Evaluating input strategies and algorithms
At each step of an RL episode, the agent algorithm chooses the action by taking an observation snapshot as input. There are many possible observation data formats that can be sent to the agent. For example, bulk measurements could be made by impedimetric (Agilent, Xcelligence) or permittivity-based sensors (Skroot Lab Inc). Real time imaging systems (Sartorius Incucyte) coupled to Artificial Intelligence (AI) empowered cell classification tools can specify and quantify cell types based on morphology . Those tools can be used to count naïve and activated cells along with other cell properties such as age and robustness. Other data such as time elapsed, quantity of beads in the system and action history can be obtained from the system itself. All the data can be input in the form of a list of measured values to the agent. This method is termed the tabular method in this work (Figure 3). Another possible observation format can be in the form of image, obtained from high precision microscopy. In this work we also try to observe if a three-channel image of the simulation environment like Figure 2c alone is enough to provide the agent with enough information to adequately train (Figure 3). The third input format tested is the fusion between the above two, where both tabular and image information are provided to the agent (Figure 3). Here we refer to each agent in ‘algorithm-input’ format, for example PPO-image refers agent trained with PPO algorithm on image data.

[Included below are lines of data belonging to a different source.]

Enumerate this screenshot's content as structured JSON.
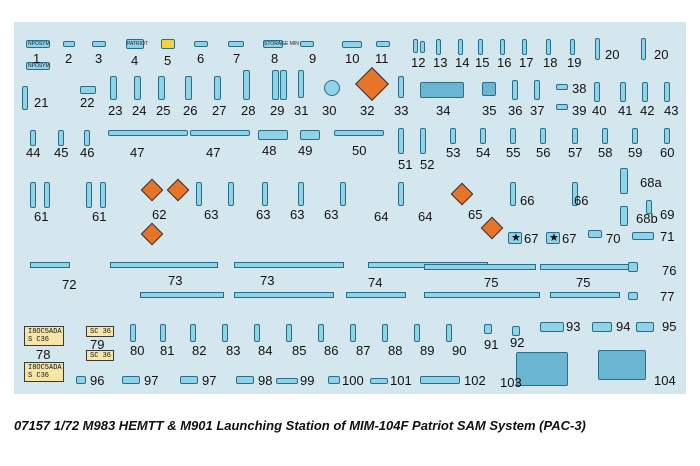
{
  "sheet": {
    "title": "07157 1/72 M983 HEMTT & M901 Launching Station of MIM-104F Patriot SAM System (PAC-3)"
  },
  "stencils": {
    "s1a": "NPOSYM",
    "s1b": "NPOSYM",
    "s4": "PATRIOT",
    "s8": "STORAGE MIN"
  },
  "plates": {
    "p78a": "I8OC5ADA\nS C36",
    "p78b": "I8OC5ADA\nS C36",
    "p79a": "SC 36",
    "p79b": "SC 36"
  },
  "labels": {
    "n1": "1",
    "n2": "2",
    "n3": "3",
    "n4": "4",
    "n5": "5",
    "n6": "6",
    "n7": "7",
    "n8": "8",
    "n9": "9",
    "n10": "10",
    "n11": "11",
    "n12": "12",
    "n13": "13",
    "n14": "14",
    "n15": "15",
    "n16": "16",
    "n17": "17",
    "n18": "18",
    "n19": "19",
    "n20a": "20",
    "n20b": "20",
    "n21": "21",
    "n22": "22",
    "n23": "23",
    "n24": "24",
    "n25": "25",
    "n26": "26",
    "n27": "27",
    "n28": "28",
    "n29": "29",
    "n30": "30",
    "n31": "31",
    "n32": "32",
    "n33": "33",
    "n34": "34",
    "n35": "35",
    "n36": "36",
    "n37": "37",
    "n38": "38",
    "n39": "39",
    "n40": "40",
    "n41": "41",
    "n42": "42",
    "n43": "43",
    "n44": "44",
    "n45": "45",
    "n46": "46",
    "n47a": "47",
    "n47b": "47",
    "n48": "48",
    "n49": "49",
    "n50": "50",
    "n51": "51",
    "n52": "52",
    "n53": "53",
    "n54": "54",
    "n55": "55",
    "n56": "56",
    "n57": "57",
    "n58": "58",
    "n59": "59",
    "n60": "60",
    "n61a": "61",
    "n61b": "61",
    "n62": "62",
    "n63a": "63",
    "n63b": "63",
    "n63c": "63",
    "n63d": "63",
    "n64a": "64",
    "n64b": "64",
    "n65": "65",
    "n66a": "66",
    "n66b": "66",
    "n67a": "67",
    "n67b": "67",
    "n68a": "68a",
    "n68b": "68b",
    "n69": "69",
    "n70": "70",
    "n71": "71",
    "n72": "72",
    "n73a": "73",
    "n73b": "73",
    "n74": "74",
    "n75a": "75",
    "n75b": "75",
    "n76": "76",
    "n77": "77",
    "n78": "78",
    "n79": "79",
    "n80": "80",
    "n81": "81",
    "n82": "82",
    "n83": "83",
    "n84": "84",
    "n85": "85",
    "n86": "86",
    "n87": "87",
    "n88": "88",
    "n89": "89",
    "n90": "90",
    "n91": "91",
    "n92": "92",
    "n93": "93",
    "n94": "94",
    "n95": "95",
    "n96": "96",
    "n97a": "97",
    "n97b": "97",
    "n98": "98",
    "n99": "99",
    "n100": "100",
    "n101": "101",
    "n102": "102",
    "n103": "103",
    "n104": "104"
  }
}
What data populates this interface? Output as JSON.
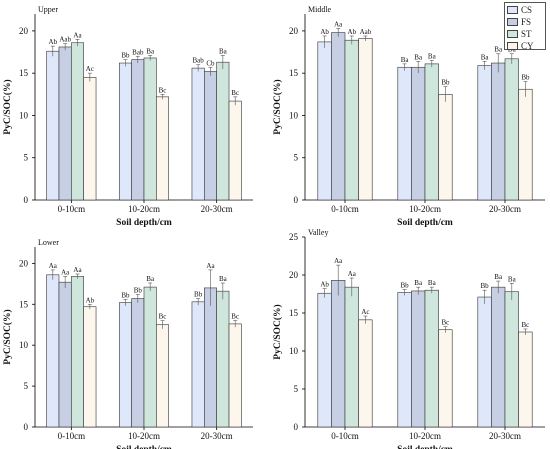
{
  "legend": {
    "position": "top-right",
    "items": [
      {
        "label": "CS",
        "color": "#dfe8fb"
      },
      {
        "label": "FS",
        "color": "#c7cfe4"
      },
      {
        "label": "ST",
        "color": "#cfe6dd"
      },
      {
        "label": "CY",
        "color": "#fdf6ec"
      }
    ]
  },
  "chart_data": [
    {
      "type": "bar",
      "panel_label": "Upper",
      "title": "",
      "xlabel": "Soil depth/cm",
      "ylabel": "PyC/SOC(%)",
      "ylim": [
        0,
        22
      ],
      "yticks": [
        0,
        5,
        10,
        15,
        20
      ],
      "grid": false,
      "categories": [
        "0-10cm",
        "10-20cm",
        "20-30cm"
      ],
      "series": [
        {
          "name": "CS",
          "values": [
            17.6,
            16.2,
            15.6
          ],
          "errors": [
            0.6,
            0.4,
            0.4
          ],
          "labels": [
            "Ab",
            "Bb",
            "Bab"
          ]
        },
        {
          "name": "FS",
          "values": [
            18.1,
            16.6,
            15.2
          ],
          "errors": [
            0.4,
            0.4,
            0.5
          ],
          "labels": [
            "Aab",
            "Bab",
            "Cb"
          ]
        },
        {
          "name": "ST",
          "values": [
            18.6,
            16.8,
            16.3
          ],
          "errors": [
            0.4,
            0.3,
            0.8
          ],
          "labels": [
            "Aa",
            "Ba",
            "Ba"
          ]
        },
        {
          "name": "CY",
          "values": [
            14.5,
            12.2,
            11.7
          ],
          "errors": [
            0.5,
            0.3,
            0.5
          ],
          "labels": [
            "Ac",
            "Bc",
            "Bc"
          ]
        }
      ]
    },
    {
      "type": "bar",
      "panel_label": "Middle",
      "title": "",
      "xlabel": "Soil depth/cm",
      "ylabel": "PyC/SOC(%)",
      "ylim": [
        0,
        22
      ],
      "yticks": [
        0,
        5,
        10,
        15,
        20
      ],
      "grid": false,
      "categories": [
        "0-10cm",
        "10-20cm",
        "20-30cm"
      ],
      "series": [
        {
          "name": "CS",
          "values": [
            18.7,
            15.7,
            15.9
          ],
          "errors": [
            0.7,
            0.4,
            0.5
          ],
          "labels": [
            "Ab",
            "Ba",
            "Ba"
          ]
        },
        {
          "name": "FS",
          "values": [
            19.8,
            15.7,
            16.2
          ],
          "errors": [
            0.5,
            0.7,
            1.1
          ],
          "labels": [
            "Aa",
            "Ba",
            "Ba"
          ]
        },
        {
          "name": "ST",
          "values": [
            18.9,
            16.1,
            16.7
          ],
          "errors": [
            0.5,
            0.4,
            0.6
          ],
          "labels": [
            "Ab",
            "Ba",
            "Ba"
          ]
        },
        {
          "name": "CY",
          "values": [
            19.1,
            12.5,
            13.1
          ],
          "errors": [
            0.3,
            0.9,
            0.9
          ],
          "labels": [
            "Aab",
            "Bb",
            "Bb"
          ]
        }
      ]
    },
    {
      "type": "bar",
      "panel_label": "Lower",
      "title": "",
      "xlabel": "Soil depth/cm",
      "ylabel": "PyC/SOC(%)",
      "ylim": [
        0,
        22
      ],
      "yticks": [
        0,
        5,
        10,
        15,
        20
      ],
      "grid": false,
      "categories": [
        "0-10cm",
        "10-20cm",
        "20-30cm"
      ],
      "series": [
        {
          "name": "CS",
          "values": [
            18.6,
            15.2,
            15.3
          ],
          "errors": [
            0.6,
            0.4,
            0.4
          ],
          "labels": [
            "Aa",
            "Bb",
            "Bb"
          ]
        },
        {
          "name": "FS",
          "values": [
            17.7,
            15.7,
            17.0
          ],
          "errors": [
            0.7,
            0.5,
            2.2
          ],
          "labels": [
            "Aa",
            "Bb",
            "Aa"
          ]
        },
        {
          "name": "ST",
          "values": [
            18.4,
            17.1,
            16.6
          ],
          "errors": [
            0.3,
            0.5,
            1.0
          ],
          "labels": [
            "Aa",
            "Ba",
            "Ba"
          ]
        },
        {
          "name": "CY",
          "values": [
            14.7,
            12.5,
            12.6
          ],
          "errors": [
            0.3,
            0.5,
            0.4
          ],
          "labels": [
            "Ab",
            "Bc",
            "Bc"
          ]
        }
      ]
    },
    {
      "type": "bar",
      "panel_label": "Valley",
      "title": "",
      "xlabel": "Soil depth/cm",
      "ylabel": "PyC/SOC(%)",
      "ylim": [
        0,
        25
      ],
      "yticks": [
        0,
        5,
        10,
        15,
        20,
        25
      ],
      "grid": false,
      "categories": [
        "0-10cm",
        "10-20cm",
        "20-30cm"
      ],
      "series": [
        {
          "name": "CS",
          "values": [
            17.6,
            17.7,
            17.1
          ],
          "errors": [
            0.6,
            0.4,
            0.9
          ],
          "labels": [
            "Ab",
            "Bb",
            "Bb"
          ]
        },
        {
          "name": "FS",
          "values": [
            19.3,
            17.9,
            18.4
          ],
          "errors": [
            2.0,
            0.5,
            0.8
          ],
          "labels": [
            "Aa",
            "Ba",
            "Ba"
          ]
        },
        {
          "name": "ST",
          "values": [
            18.4,
            18.0,
            17.8
          ],
          "errors": [
            1.2,
            0.4,
            1.1
          ],
          "labels": [
            "Aa",
            "Ba",
            "Ba"
          ]
        },
        {
          "name": "CY",
          "values": [
            14.1,
            12.8,
            12.5
          ],
          "errors": [
            0.5,
            0.4,
            0.4
          ],
          "labels": [
            "Ac",
            "Bc",
            "Bc"
          ]
        }
      ]
    }
  ]
}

The aim of this analysis is to demonstrate how agent training depends on algorithms and input schemes.
The reward the agent gets at the end of each episode is the episodic reward and at each point we plot another point averaging all previous episodic rewards (average reward shown in red in Figure 3). The rising trend of the average reward in the beginning indicates the agent is learning and constantly obtaining a better strategy whereas flattening of the average reward indicates that the agent has settled for an optimized strategy (see PPO-tabular and DQN-tabular input in Figure 3).